As a precursor to studying the impact of HMIS across a large sample of hospital wards, we seek to initiate a study that will assess barriers to uptake of HMIS. While the system has potential to greatly improve hospital efficiency and the satisfaction of medical staff and patients in the long run, as with any disruptive technology it can be expected that there will be frictions to uptake and optimal use. In particular, we expect that busy and overworked hospital staff may initially be resistant to uptake of the system, if they are expected to internalize all learning and adoption costs on their own. Hence we seek to explore ways in which up front incentives can be used to more effectively help medical staff coordinate in quickly taking up the new technology. While relevant in a practical sense, this work, inspired by Atkin et al (2014)’s study of soccer ball producers in Pakistan, speaks to a much broader literature on the barriers to technology adoption, here adapted to large, public institutions.

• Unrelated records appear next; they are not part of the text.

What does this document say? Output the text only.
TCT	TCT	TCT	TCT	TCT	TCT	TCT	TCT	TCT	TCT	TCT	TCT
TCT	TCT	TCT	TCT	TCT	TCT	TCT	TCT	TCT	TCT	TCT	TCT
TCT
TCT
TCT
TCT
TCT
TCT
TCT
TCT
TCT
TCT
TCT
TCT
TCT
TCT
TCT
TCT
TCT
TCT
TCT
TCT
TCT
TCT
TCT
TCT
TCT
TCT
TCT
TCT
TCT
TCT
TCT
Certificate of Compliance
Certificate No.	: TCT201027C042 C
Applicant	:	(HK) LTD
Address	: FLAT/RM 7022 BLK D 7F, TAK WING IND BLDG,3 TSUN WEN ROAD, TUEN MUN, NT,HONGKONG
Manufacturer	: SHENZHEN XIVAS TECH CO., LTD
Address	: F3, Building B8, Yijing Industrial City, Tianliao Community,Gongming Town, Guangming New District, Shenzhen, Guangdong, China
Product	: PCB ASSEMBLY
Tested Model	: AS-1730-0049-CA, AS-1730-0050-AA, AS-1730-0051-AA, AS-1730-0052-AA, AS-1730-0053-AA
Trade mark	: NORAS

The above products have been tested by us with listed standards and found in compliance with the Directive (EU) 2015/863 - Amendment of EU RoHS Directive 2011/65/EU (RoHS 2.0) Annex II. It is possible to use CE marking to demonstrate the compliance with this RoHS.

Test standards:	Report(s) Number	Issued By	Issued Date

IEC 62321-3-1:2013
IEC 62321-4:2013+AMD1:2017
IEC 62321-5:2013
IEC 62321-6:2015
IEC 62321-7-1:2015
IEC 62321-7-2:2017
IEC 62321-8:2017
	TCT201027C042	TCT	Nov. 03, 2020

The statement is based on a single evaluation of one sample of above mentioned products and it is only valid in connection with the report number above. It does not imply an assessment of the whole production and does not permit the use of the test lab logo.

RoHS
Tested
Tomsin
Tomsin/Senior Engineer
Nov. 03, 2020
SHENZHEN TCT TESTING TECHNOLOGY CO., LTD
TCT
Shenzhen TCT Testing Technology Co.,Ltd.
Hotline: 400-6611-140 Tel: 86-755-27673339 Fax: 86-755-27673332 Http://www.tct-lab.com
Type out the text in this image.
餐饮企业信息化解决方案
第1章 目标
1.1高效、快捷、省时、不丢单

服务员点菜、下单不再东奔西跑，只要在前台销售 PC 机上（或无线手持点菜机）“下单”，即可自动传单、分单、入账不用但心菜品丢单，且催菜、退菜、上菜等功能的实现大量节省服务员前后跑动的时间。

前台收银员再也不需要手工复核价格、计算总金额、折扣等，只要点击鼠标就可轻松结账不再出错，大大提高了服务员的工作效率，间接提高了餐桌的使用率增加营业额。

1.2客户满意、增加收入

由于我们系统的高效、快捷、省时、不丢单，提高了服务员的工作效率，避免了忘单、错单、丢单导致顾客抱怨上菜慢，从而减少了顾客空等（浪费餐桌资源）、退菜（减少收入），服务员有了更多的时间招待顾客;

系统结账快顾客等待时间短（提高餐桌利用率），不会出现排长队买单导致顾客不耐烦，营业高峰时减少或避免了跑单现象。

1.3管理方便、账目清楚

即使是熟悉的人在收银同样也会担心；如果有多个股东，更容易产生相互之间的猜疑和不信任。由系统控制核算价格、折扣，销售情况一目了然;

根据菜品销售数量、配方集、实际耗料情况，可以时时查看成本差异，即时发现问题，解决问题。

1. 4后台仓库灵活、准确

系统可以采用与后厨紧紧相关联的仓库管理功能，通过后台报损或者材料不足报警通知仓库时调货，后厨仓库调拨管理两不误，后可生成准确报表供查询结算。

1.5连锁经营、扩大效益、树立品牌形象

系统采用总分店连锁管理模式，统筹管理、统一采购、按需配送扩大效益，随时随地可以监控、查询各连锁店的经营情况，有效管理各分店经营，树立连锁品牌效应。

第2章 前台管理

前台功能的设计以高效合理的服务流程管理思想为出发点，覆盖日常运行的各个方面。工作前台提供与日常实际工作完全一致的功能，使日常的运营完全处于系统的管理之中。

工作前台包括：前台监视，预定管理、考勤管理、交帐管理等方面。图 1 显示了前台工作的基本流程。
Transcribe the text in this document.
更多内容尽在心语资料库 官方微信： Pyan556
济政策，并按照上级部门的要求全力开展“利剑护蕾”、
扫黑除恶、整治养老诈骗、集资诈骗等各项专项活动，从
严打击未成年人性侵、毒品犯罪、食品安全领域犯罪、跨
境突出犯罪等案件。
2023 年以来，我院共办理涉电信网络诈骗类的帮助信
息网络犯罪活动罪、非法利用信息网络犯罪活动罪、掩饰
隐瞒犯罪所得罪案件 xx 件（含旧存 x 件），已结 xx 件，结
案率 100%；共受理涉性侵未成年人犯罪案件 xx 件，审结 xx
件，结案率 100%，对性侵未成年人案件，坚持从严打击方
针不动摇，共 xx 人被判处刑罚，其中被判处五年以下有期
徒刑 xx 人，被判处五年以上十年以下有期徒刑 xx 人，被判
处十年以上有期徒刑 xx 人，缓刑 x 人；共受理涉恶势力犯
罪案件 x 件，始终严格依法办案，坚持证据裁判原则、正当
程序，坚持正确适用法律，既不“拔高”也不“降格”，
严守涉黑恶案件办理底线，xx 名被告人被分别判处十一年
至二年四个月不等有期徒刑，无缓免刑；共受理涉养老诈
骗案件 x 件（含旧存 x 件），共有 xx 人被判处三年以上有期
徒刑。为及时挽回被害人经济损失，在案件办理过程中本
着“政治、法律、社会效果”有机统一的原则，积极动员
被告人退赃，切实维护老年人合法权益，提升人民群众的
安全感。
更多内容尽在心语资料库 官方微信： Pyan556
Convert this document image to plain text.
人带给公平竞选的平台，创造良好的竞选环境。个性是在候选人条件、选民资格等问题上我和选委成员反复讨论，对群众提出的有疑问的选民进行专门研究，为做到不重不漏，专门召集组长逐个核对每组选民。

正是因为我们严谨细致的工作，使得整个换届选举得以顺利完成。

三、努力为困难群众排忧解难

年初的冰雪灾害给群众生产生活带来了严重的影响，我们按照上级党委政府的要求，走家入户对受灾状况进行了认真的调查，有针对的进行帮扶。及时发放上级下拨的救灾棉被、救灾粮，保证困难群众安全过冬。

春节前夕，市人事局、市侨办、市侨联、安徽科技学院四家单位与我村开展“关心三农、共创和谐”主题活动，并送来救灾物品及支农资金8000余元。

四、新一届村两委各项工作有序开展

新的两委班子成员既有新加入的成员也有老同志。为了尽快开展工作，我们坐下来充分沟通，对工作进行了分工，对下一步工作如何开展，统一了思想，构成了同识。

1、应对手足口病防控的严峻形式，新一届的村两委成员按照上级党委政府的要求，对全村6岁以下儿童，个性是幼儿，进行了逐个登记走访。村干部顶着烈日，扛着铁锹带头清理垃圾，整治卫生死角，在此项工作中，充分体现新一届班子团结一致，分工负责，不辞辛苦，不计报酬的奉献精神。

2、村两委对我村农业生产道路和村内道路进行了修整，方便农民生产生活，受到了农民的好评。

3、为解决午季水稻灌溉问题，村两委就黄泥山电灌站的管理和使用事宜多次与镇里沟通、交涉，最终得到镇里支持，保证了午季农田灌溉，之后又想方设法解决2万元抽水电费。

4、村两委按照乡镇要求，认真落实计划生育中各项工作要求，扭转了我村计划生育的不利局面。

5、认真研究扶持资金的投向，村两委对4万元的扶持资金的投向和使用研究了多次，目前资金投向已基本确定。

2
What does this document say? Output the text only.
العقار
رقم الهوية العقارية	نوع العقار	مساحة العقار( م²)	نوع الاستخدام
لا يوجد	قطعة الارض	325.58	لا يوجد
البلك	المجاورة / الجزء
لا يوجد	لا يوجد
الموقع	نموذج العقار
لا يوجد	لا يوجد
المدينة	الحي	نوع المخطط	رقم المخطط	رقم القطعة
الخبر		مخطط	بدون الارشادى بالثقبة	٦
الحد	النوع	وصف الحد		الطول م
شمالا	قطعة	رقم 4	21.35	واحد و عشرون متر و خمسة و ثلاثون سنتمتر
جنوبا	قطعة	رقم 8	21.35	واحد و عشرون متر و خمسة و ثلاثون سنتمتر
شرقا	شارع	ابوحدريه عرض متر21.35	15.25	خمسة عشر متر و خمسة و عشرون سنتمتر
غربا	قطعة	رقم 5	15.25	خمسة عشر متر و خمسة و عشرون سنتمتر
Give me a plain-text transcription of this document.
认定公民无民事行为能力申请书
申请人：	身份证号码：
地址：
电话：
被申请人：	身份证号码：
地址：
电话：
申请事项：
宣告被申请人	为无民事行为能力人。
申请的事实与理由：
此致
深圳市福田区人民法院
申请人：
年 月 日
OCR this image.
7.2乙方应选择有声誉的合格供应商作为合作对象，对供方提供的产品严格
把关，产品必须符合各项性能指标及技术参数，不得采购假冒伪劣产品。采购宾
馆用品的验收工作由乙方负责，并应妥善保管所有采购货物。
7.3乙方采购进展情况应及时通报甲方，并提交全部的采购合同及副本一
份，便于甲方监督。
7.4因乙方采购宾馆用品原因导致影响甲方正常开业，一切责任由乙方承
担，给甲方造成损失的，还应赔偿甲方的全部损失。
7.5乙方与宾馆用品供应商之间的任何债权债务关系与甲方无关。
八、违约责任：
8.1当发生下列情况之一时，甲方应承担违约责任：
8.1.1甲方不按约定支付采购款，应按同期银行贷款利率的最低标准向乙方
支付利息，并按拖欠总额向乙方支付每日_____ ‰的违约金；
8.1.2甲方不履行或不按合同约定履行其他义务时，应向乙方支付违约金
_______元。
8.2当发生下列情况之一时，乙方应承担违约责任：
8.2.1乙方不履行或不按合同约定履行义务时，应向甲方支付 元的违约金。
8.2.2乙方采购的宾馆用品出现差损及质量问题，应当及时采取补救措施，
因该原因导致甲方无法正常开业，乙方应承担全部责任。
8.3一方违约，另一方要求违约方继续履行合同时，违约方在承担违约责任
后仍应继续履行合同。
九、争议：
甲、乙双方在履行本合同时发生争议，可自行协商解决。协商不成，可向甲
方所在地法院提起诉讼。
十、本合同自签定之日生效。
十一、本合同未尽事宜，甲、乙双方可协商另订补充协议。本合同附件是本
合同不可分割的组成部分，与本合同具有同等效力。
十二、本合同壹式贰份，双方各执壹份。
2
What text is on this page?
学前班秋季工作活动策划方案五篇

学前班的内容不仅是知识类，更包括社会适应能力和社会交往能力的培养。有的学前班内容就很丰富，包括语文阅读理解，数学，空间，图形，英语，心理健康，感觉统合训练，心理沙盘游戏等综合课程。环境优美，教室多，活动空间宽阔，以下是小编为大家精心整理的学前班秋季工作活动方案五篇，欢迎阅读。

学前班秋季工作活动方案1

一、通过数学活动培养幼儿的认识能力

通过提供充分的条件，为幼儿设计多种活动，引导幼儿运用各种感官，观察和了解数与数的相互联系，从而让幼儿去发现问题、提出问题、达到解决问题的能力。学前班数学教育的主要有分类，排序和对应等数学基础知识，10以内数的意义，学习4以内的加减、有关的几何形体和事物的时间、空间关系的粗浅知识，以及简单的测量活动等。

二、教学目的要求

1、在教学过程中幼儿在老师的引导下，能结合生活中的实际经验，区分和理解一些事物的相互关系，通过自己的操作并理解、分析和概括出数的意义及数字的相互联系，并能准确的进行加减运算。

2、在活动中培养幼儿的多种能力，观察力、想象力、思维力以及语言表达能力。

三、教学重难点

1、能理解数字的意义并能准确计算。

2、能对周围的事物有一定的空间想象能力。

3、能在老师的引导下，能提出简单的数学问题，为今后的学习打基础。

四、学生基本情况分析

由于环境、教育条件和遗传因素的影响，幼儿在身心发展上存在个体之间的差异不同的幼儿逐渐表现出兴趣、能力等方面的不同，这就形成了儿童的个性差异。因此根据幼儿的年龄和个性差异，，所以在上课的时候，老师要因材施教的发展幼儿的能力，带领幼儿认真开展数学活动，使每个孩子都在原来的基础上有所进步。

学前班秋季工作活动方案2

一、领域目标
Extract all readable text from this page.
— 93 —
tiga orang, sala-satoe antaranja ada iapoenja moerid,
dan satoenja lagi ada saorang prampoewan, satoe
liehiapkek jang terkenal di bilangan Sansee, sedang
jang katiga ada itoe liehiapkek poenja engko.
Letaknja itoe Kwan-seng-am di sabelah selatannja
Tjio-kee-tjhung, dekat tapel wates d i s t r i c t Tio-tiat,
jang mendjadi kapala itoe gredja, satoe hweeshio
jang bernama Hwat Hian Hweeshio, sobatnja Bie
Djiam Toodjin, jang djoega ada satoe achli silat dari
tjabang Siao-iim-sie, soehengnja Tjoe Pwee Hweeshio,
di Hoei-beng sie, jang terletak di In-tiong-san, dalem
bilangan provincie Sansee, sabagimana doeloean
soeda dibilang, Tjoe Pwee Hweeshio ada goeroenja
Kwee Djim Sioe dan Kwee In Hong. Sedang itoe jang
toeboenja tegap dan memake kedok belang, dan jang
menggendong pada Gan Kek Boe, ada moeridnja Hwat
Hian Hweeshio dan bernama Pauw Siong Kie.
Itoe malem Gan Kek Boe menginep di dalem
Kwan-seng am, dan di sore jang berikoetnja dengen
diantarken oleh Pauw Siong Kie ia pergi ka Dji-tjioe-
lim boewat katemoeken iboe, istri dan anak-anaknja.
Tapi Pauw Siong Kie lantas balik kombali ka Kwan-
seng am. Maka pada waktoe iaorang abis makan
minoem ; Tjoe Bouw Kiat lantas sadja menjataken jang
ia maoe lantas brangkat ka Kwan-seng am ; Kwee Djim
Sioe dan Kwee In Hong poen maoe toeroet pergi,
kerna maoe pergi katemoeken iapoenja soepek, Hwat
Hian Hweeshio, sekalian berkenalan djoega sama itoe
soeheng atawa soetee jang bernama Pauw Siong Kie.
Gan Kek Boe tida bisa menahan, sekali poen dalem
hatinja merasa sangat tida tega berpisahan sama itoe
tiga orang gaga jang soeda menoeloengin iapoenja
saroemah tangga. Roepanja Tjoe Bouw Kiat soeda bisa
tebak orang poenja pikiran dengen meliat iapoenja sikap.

This study will initially involve qualitative work that we hope to build into a randomized control trial comparing the most promising incentive treatments to induce uptake of the new technology. Along the way we hope to continue building towards a large-scale randomized control trial study that can assess the impacts of HMIS at the hospital ward level.
Health is one of the core pillars of economic development, enabling workers to perform at their full potential, stimulating optimal development of human capital, and reducing losses arising from health shocks. Moreover, it is well documented that productivity is lower in developing countries, and a major potential obstacle to economic growth across developing countries is the lack of adoption of productivity-enhancing technologies. A key factor driving this may be the resistance of public sector workers to adopting new practices and technologies.